Cholangitis, an infectious disease of the biliary tract, is an important cause of morbidity and mortality.[12] While choledocholithiasis is the most common cause of cholangitis, bacterial infection and colonisation of the biliary duct due to biliary obstruction are important mechanisms of cholangitis.[13] Specifically, retrograde infection of the biliary tract by gut bacteria leads to bacterial proliferation in biliary stasis with local disequilibrium of microbial populations and biliary inflammation.[14–16] A recent case-control study showed an association of PPI use with an increased incidence of acute cholecystitis,[17] but the association of PPI use with the risk of cholangitis has not been evaluated.

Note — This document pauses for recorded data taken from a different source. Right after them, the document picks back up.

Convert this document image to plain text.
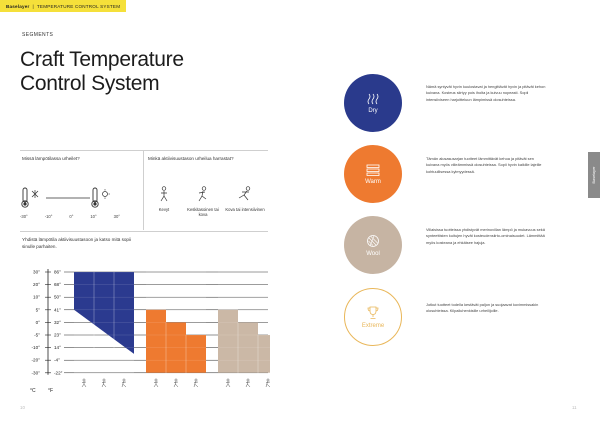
Baselayer | TEMPERATURE CONTROL SYSTEM
SEGMENTS
Craft Temperature
Control System
Missä lämpötilassa urheilet?	Minkä aktiivisuustason urheilua harrastat?
-30°	-10°	0°	10°	30°
Kevyt	Keskitasoinen tai kova
Kova tai intensiivinen
Yhdistä lämpötila aktiivisuustasoon ja katso mitä sopii sinulle parhaiten.
30°	86°
20°	68°
10°	50°
5°	41°
0°	32°
-5°	23°
-10°	14°
-20°	-4°
-30°	-22°
°C °F
Dry
Nämä syntyvät hyvin kuulostavat ja hengittävät hyvin ja pitävät kehon kuivana. Kosteus siirtyy pois iholta ja kuivuu nopeasti. Sopii intensiiviseen harjoitteluun lämpimissä olosuhteissa.
Warm
Tämän alusasusarjan tuotteet lämmittävät kehoa ja pitävät sen kuivana myös viileämmissä olosuhteissa. Sopii hyvin kaikille lajeille kohtuullisessa kylmyydessä.
Wool
Villaisissa tuotteissa yhdistyvät merinovillan lämpö ja mukavuus sekä synteettisten kuitujen hyvät kosteudensiirto-ominaisuudet. Lämmittää myös kosteana ja ehkäisee hajuja.
Extreme
Jotkut tuotteet todella kestävät paljon ja suojaavat kovimmissakin olosuhteissa. Kilpailuhenkisille urheilijoille.
Baselayer
10	11
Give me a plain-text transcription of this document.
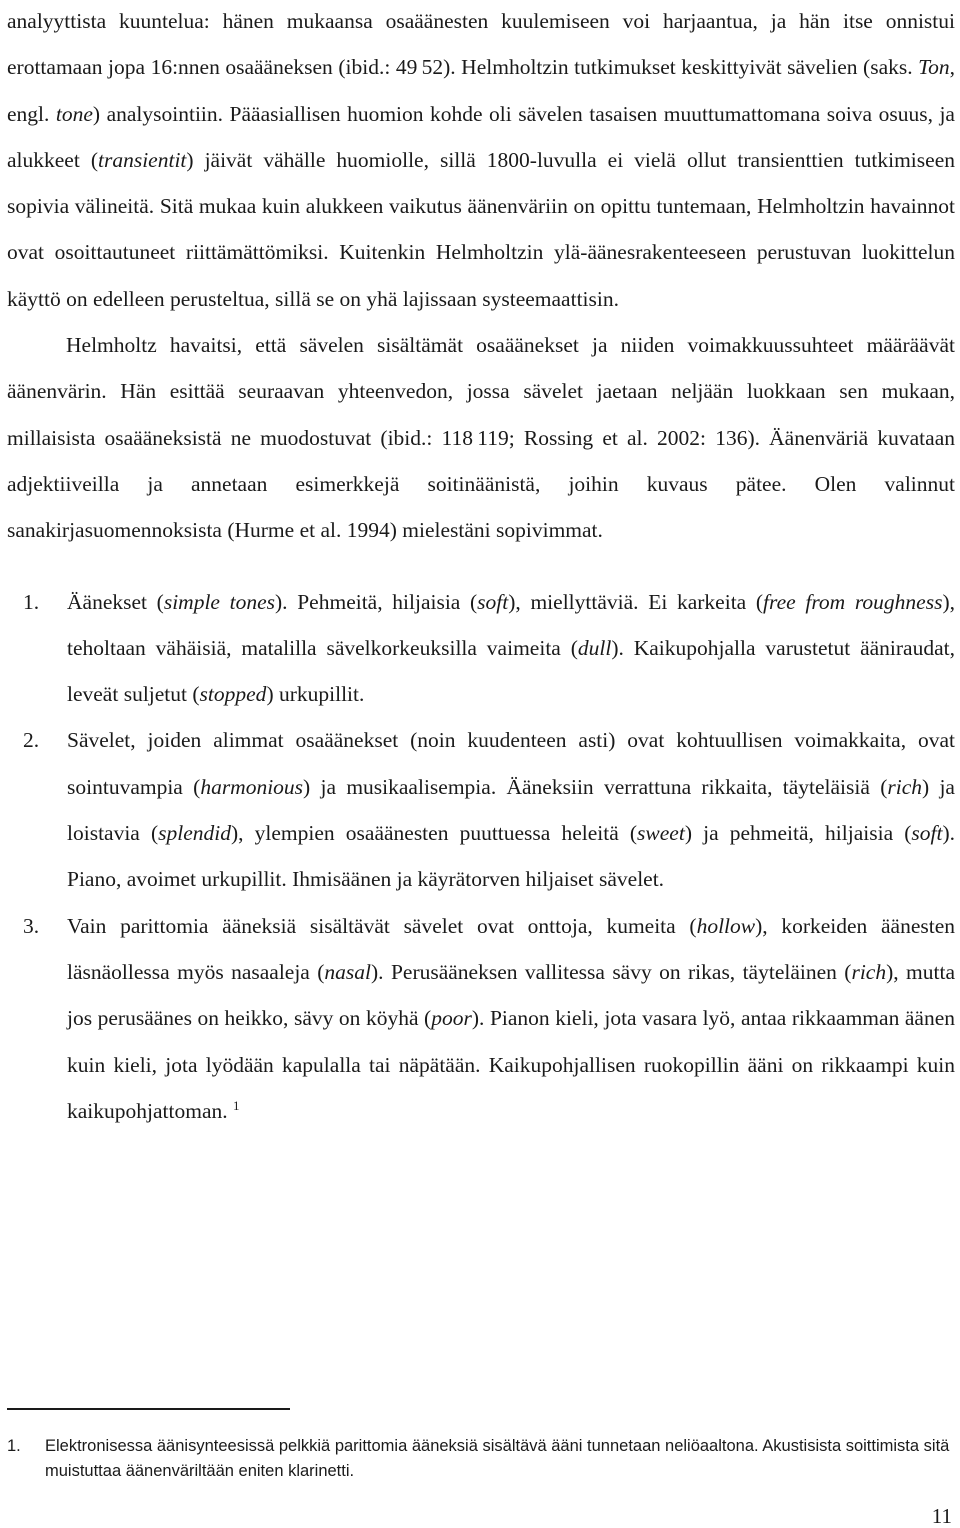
analyyttista kuuntelua: hänen mukaansa osaäänesten kuulemiseen voi harjaantua, ja hän itse onnistui erottamaan jopa 16:nnen osaääneksen (ibid.: 49 52). Helmholtzin tutkimukset keskittyivät sävelien (saks. Ton, engl. tone) analysointiin. Pääasiallisen huomion kohde oli sävelen tasaisen muuttumattomana soiva osuus, ja alukkeet (transientit) jäivät vähälle huomiolle, sillä 1800-luvulla ei vielä ollut transienttien tutkimiseen sopivia välineitä. Sitä mukaa kuin alukkeen vaikutus äänenväriin on opittu tuntemaan, Helmholtzin havainnot ovat osoittautuneet riittämättömiksi. Kuitenkin Helmholtzin ylä-äänesrakenteeseen perustuvan luokittelun käyttö on edelleen perusteltua, sillä se on yhä lajissaan systeemaattisin.

Helmholtz havaitsi, että sävelen sisältämät osaäänekset ja niiden voimakkuussuhteet määräävät äänenvärin. Hän esittää seuraavan yhteenvedon, jossa sävelet jaetaan neljään luokkaan sen mukaan, millaisista osaääneksistä ne muodostuvat (ibid.: 118 119; Rossing et al. 2002: 136). Äänenväriä kuvataan adjektiiveilla ja annetaan esimerkkejä soitinäänistä, joihin kuvaus pätee. Olen valinnut sanakirjasuomennoksista (Hurme et al. 1994) mielestäni sopivimmat.

1. Äänekset (simple tones). Pehmeitä, hiljaisia (soft), miellyttäviä. Ei karkeita (free from roughness), teholtaan vähäisiä, matalilla sävelkorkeuksilla vaimeita (dull). Kaikupohjalla varustetut ääniraudat, leveät suljetut (stopped) urkupillit.
2. Sävelet, joiden alimmat osaäänekset (noin kuudenteen asti) ovat kohtuullisen voimakkaita, ovat sointuvampia (harmonious) ja musikaalisempia. Ääneksiin verrattuna rikkaita, täyteläisiä (rich) ja loistavia (splendid), ylempien osaäänesten puuttuessa heleitä (sweet) ja pehmeitä, hiljaisia (soft). Piano, avoimet urkupillit. Ihmisäänen ja käyrätorven hiljaiset sävelet.
3. Vain parittomia ääneksiä sisältävät sävelet ovat onttoja, kumeita (hollow), korkeiden äänesten läsnäollessa myös nasaaleja (nasal). Perusääneksen vallitessa sävy on rikas, täyteläinen (rich), mutta jos perusäänes on heikko, sävy on köyhä (poor). Pianon kieli, jota vasara lyö, antaa rikkaamman äänen kuin kieli, jota lyödään kapulalla tai näpätään. Kaikupohjallisen ruokopillin ääni on rikkaampi kuin kaikupohjattoman. $^1$
1.	Elektronisessa äänisynteesissä pelkkiä parittomia ääneksiä sisältävä ääni tunnetaan neliöaaltona. Akustisista soittimista sitä muistuttaa äänenväriltään eniten klarinetti.
11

We hypothesised that PPI use would be associated with an increased risk of cholangitis, possibly due to PPI-induced changes in the gut microbiome environment and biliary dysbiosis. To test this hypothesis, we conducted a nationwide population-based cohort study using data from the National Health Insurance Service-National Sample Cohort (NHIS-NSC).[18]